近年、NBAのみならずアメリカのメジャースポーツ界において加熱しているスポーツブック。スポーツの勝敗を予想し、当たれば配当をもらえる合法のスポーツ賭博を指すが、その影響が度を越している模様だ。

 3月21日(現地時間20日、日付は以下同)、クリーブランド・キャバリアーズはホームでマイアミ・ヒートと対戦。試合は104−107でキャブスの敗戦となったが、試合前のインタビューでJB・ビッカースタッフHC(ヘッドコーチ)が語った内容が話題を呼んでいる。スポーツ賭博について問われたビッカースタッフは、ギャンブラーから脅迫被害を受けたことを明らかにした。

「彼ら(ギャンブラー)は私の電話番号を入手し、私の住所や子どもたちに関するクレイジーなメッセージを送りつけてきた。(賭博がある以上)私たちは危険なゲームの中で、紙一重のラインを歩いていることになるのは間違いないんだ」

 脅迫を受けたのち、ビッカースタッフはセキュリティに通報。起訴には至っていないが、ギャンブラーの居場所を特定済とのこと。ビッカースタッフは、賭博によって「試合に余計な緊張をもたらしている」とコメントを続けた。

「それは試合に対する集中力を奪うものになり、選手、コーチ、審判をはじめ、リーグに関わる全ての人々にとってかなり難しい問題になっている。個人的には、ギャンブルを行う観客が試合にどれだけ近づいて良いものとするか、といったセキュリティに関しても厳重に警戒する必要が出ていると思っている。多くの場合、ギャンブルをする人はそのお金で光熱費や家賃を支払っており、それ故に試合結果に対して感情的になる。だからこそ、私たちは非常に微妙なラインを歩まされることになっていると思うし、関係者全員を守るために細心の注意を払わなければいけない」

 ビッカースタッフは、キャブスが勝利している試合であっても、賭けに外れているためにファンから怒号を受けたことがあることも明かし、「ばかげている」と怒りをあらわにした。スポーツ賭博のビジネスの側面についても理解を示した上で、「度を越している」と現状に苦言を呈している。

 また、3月9日にキャブスがミネソタ・ティンバーウルブズと対戦した試合では、ルディ・ゴベアがお金を数えるようなジェスチャーを審判に対して見せつけ、テクニカルファウルを受けている。このジェスチャーは八百長を連想させ、ギャンブルが試合そのものに対して影響を与えていると思わせかねないものであることから、リーグ最大額となる10万ドルの罰金処分を科せられている。
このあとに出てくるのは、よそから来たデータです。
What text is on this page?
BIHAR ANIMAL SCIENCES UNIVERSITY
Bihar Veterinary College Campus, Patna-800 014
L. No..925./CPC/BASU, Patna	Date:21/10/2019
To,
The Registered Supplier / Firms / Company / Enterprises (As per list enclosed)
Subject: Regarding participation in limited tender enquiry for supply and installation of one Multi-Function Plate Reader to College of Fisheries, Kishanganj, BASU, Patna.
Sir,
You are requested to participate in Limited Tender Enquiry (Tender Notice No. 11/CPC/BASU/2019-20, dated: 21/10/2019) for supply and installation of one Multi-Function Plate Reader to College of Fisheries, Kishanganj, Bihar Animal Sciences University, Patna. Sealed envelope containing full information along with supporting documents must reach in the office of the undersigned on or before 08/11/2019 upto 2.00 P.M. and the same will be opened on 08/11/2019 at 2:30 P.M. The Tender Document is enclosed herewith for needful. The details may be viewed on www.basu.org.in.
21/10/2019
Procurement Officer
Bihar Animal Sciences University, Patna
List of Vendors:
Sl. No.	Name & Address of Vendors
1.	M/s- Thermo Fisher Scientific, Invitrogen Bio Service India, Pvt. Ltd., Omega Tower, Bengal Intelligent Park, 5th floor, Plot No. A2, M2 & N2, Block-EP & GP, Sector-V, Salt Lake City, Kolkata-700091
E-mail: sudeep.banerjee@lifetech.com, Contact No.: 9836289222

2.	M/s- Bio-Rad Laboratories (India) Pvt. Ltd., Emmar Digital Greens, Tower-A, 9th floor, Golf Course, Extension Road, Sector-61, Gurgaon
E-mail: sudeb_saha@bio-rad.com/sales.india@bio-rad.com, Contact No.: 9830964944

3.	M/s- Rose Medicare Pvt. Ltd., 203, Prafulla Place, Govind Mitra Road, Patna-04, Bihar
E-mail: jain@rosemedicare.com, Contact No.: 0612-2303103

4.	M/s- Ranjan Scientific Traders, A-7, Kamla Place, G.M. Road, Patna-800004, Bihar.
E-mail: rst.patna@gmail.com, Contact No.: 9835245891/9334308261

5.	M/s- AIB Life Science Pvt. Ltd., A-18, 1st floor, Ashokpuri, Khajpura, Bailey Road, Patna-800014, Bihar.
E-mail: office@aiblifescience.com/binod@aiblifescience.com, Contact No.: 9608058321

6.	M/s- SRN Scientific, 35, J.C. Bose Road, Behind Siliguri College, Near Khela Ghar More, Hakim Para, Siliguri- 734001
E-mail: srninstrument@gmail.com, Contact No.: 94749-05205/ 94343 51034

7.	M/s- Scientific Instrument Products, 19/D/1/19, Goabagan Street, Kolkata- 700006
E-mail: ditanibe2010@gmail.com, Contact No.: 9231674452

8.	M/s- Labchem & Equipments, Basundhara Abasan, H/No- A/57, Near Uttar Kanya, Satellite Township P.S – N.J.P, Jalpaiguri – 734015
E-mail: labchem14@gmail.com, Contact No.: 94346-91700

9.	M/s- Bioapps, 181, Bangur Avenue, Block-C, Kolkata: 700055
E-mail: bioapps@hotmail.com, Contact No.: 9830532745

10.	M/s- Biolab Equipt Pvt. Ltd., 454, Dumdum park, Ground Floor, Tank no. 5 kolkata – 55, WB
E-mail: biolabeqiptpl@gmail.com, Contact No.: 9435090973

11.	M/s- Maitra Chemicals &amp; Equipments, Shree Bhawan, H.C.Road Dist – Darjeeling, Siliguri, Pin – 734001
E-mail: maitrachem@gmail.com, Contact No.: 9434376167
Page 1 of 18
ゴベアは「ギャンブルが試合を痛めつけているように感じる」とコメントしている。

 ビッカースタッフによる今回のコメントから、スポーツ賭博は試合に余計な緊張を生んでおり、既に関係者の身に危険が及んでいることが明らかになった。リーグの持続的な発展に向け、NBAがこの問題に対してどのような改善を図るか、注目が集まる。